И наконец-то однажды подруга ее окликнула: «Дуся!» Она: «Га?» Я говорю: «Чего все время грызете вы? Фасоль, что ли?» — «Какая фасоль? Это кофе. Зерна». Какая старушка! Какое надо сердце иметь, чтоб грызть все время кофейные зерна. Спрашиваю: «Что ж вы бегаете все время от людей? Все шныряете и шныряете?» Она говорит: «Да мне как-то неловко». — «А чего неловко-то?» — «Дык, все живу да живу, живу да живу!» Разве это не образ? Она стесняется того, что ей 95 лет, слишком долго живет! Ну разве это не гениально? Это я говорю к тому, что материала столько в себе, что неизвестно, в какой сундук руку запускать. И где это те охочие, которые хотели бы видеть меня в какой-нибудь роли? Это сейчас очень сложно... Но я на это трагически не смотрю...
— Вы снимались у потрясающих режиссеров — Михалков, Бондарчук, Аскольдов... А были такие, с кем очень хотелось бы поработать, а не получилось?
— Я хотела бы сняться у режиссера Андрона Кончаловского. Да-а! Он всегда был для меня желанной загадкой. Как режиссер.
«...И тратила на съемках душу»
— А чем объяснить, что столько фильмов с вашим участием постоянно показывают по телевидению?
— А я скажу. Не сочтите за хвастовство, но я просто уже научно понимаю, что не зря тратила свою душу на съемках. Я была очень-очень органичной, старательной, реальной женщиной на экране. Может, если б мне дали Анну Каренину, я была бы смешна. И поэтому я от нее и отлынивала — мне предлагали сыграть в учебной постановке. А там, где идет разговор о вот таких бабках, дедках да тетках, там-то я сильна! И там уже лучше меня никто не сыграет.
А из кого народ наш состоит — из таких работяг. У меня в новой, еще не напечатанной книжке описана девочка — в школе на последней парте сидела, худенькая такая, голодненькая, как все. Из бедной-бедной многодетной семьи. Колхоз, немцы только что ушли, школу открыли. У нее вместо портфеля торбочка холщовая, а на ней пучок калины булавкой пристегнут. Она выходит к доске, подняла головенку свою, читает стихотворение Некрасова. Помню только последнюю строчку: «Как на соху налегая рукою, пахарь задумчиво брел полосою...» И так она слово выделила, протянула: «...заду-у-умчиво». Потому что тяжко крестьянину: опять поздно весна пришла, опять неурожай будет. У девочки слезы на глаза навернулись. А учительнице не понравилось, что она именно на этом слове акцент сделала.
— И что это за девочка?
— Ну-у... Это я была. Приписала все другой — а то хвастовство выходит. Но это не вранье — мы все такие были. Вот такие люди — как крестьянин из стихотворения, как такие девочки — меня задевали.
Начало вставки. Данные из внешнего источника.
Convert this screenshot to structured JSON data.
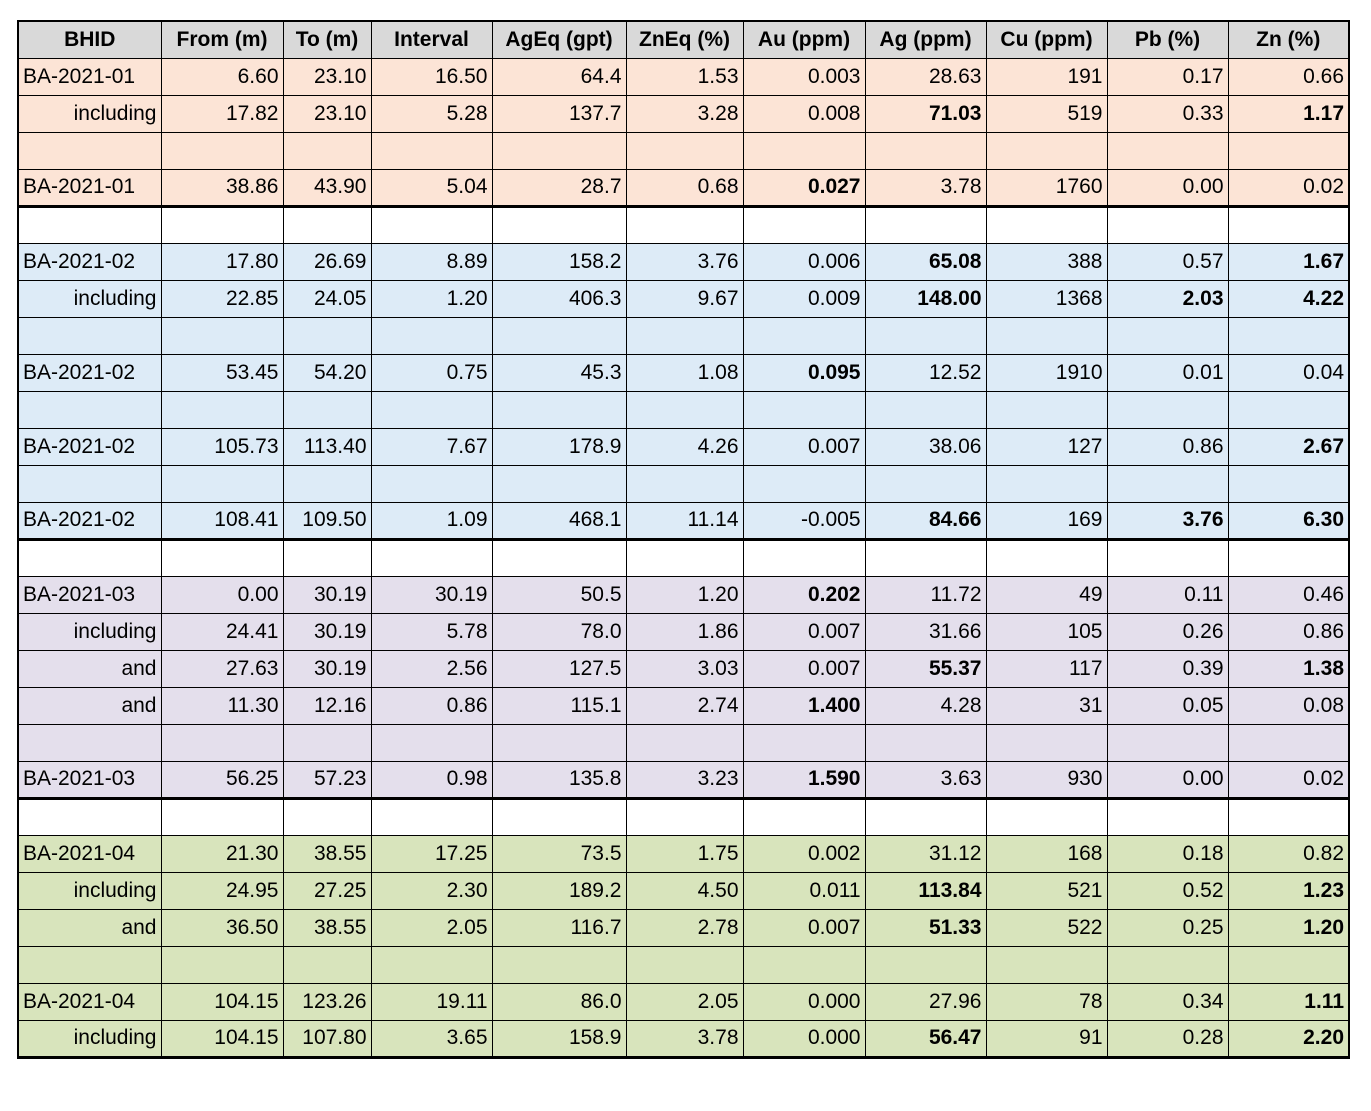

— Так, может, прав Аскольдов, когда говорит: «Мордюкова — самородок, не надо было ее мучить режиссерскими задумками, а надо было снимать такой, какая она есть»?
— Да нет, меня тогда совсем не мучили. Но это не значит, что в картине я ничего не играю, а изображаю саму себя. Хотя вообще-то я этот фильм по-другому представляла. Революция — это ж можно как сильно сделать! А приехали в экспедицию, нет и нет пафоса. Все какие-то мы то в грязи, то в песке. И все никак у меня не получается — чтоб была как настоящий комиссар — как я понимала! И картина какая-то не революционная. Думаю: а где же все, чему нас приучили в школе, к чему мама приучала? И только теперь мы понимаем, какой был провидец Аскольдов. Он снимал фильм о несовершенной революции, об изнанке, несозидательной ее стороне.
— Честно говоря, и все предыдущие роли, и ваша собственная жизнь располагали именно, как вы выразились, к пафосному прочтению темы революции.
— Я так и думала! И в картине я такую и играю — революционерку, только мне нужны были определенные краски. Их все не было и не было. И так я зачуханная и иду в конце картины с рваным мокрым знаменем. В этом и есть гениальность Аскольдова: в жизни все не так, как люди потом представляют.